The shame of her judgment was hard to ignore. I mean, why would anyone ever look down on someone else for doing what felt right to them?
I'm not going to lie, I went home and cried when I learned that she asked my best friend if I was suffering from an eating disorder, all because I cared about what I put into my body during my pregnancy. I wondered if my so-called friend felt I was somehow jeopardizing my baby. I wondered what else she assumed she knew about me. Though we weren't close friends, we do have a ton of mutual friends, and I realized pretty quickly that she was things like that about me to them too.
Her judgment of me weighed heavily on my heart. How could she, for even a second, toss around words like "eating disorder" without wondering about the message that would send? How could she use those words so nonchalantly? But perhaps what stung most of all was the fact that in her own pregnancy, she'd done her best to stay fit as well. She even taught fitness classes well into her last trimester. Why had she earned the right to care for her body, and I hadn't?
I know in my heart that it was never about me, but words hurt, and so do assumptions. I was in the gym three days a week and ate a healthy balanced diet so that I could not only have a healthy pregnancy, but a strong one, because I planned on delivering my baby unmedicated,and I wanted to be in peak form to do so. The shame of her judgment was hard to ignore. I mean, why would anyone ever look down on someone else for doing what felt right to them?
Sometimes it feels like as mothers, we're shamed for everything these days. It's very much a damned if you do, damned if you don't situation. Even though I hated what she said about me, in a way it helped to thicken my skin. She also helped me give her a little grace, because her question made me wonder about the motives in her heart. I have no clue why, but maybe she said what she said because she wasn't in a good place after she had her baby or and she was unhappy with herself. Maybe it hurt her to see me in a good place. I'm not sure, and truthfully, I'll never know the motive behind what she said, but I do hope that whatever the reason was (if there even was one), she finds healing.
Depsite her words, I worked out right until the day I went into labor, and I thank God everyday I did so because I know without a doubt that I wouldn't have made it through 49 hours of labor without an epidural if I hadn't.
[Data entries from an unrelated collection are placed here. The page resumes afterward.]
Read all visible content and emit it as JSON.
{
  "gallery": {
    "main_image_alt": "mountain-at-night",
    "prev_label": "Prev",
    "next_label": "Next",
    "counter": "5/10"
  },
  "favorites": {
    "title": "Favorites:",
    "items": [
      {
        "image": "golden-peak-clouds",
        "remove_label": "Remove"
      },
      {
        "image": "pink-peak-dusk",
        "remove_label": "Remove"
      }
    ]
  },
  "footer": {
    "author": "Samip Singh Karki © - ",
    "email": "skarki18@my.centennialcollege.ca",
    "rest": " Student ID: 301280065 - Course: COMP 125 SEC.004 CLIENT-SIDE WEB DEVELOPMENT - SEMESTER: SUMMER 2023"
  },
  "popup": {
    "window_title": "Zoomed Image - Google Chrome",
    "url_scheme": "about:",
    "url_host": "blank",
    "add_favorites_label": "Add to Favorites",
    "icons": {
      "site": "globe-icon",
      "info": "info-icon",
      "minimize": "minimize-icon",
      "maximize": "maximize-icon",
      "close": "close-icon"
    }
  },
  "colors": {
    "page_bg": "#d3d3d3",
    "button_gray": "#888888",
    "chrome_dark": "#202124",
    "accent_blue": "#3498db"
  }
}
I only gained 24 pounds, and I'm pretty sure some of it was the muscles in my legs from all of the squats I did. Working out during my pregnancy gave me the strength — physically, mentally, and emotionally — to endure a complicated labor and delivery and an even rougher postpartum period.
At eight days postpartum I'd lost all of the weight I'd gained during my pregnancy, and by two weeks postpartum I was able to start working out again. Though I would never suggest that what worked for me is what will work for someone else (or even that a "healthy pregnancy" is the only way to be), I know that the results of my journey speak for themselves. I know that her words can't touch me. And more than anything,I know what I chose for my body and for my baby is nothing, absolutely nothing to be ashamed of.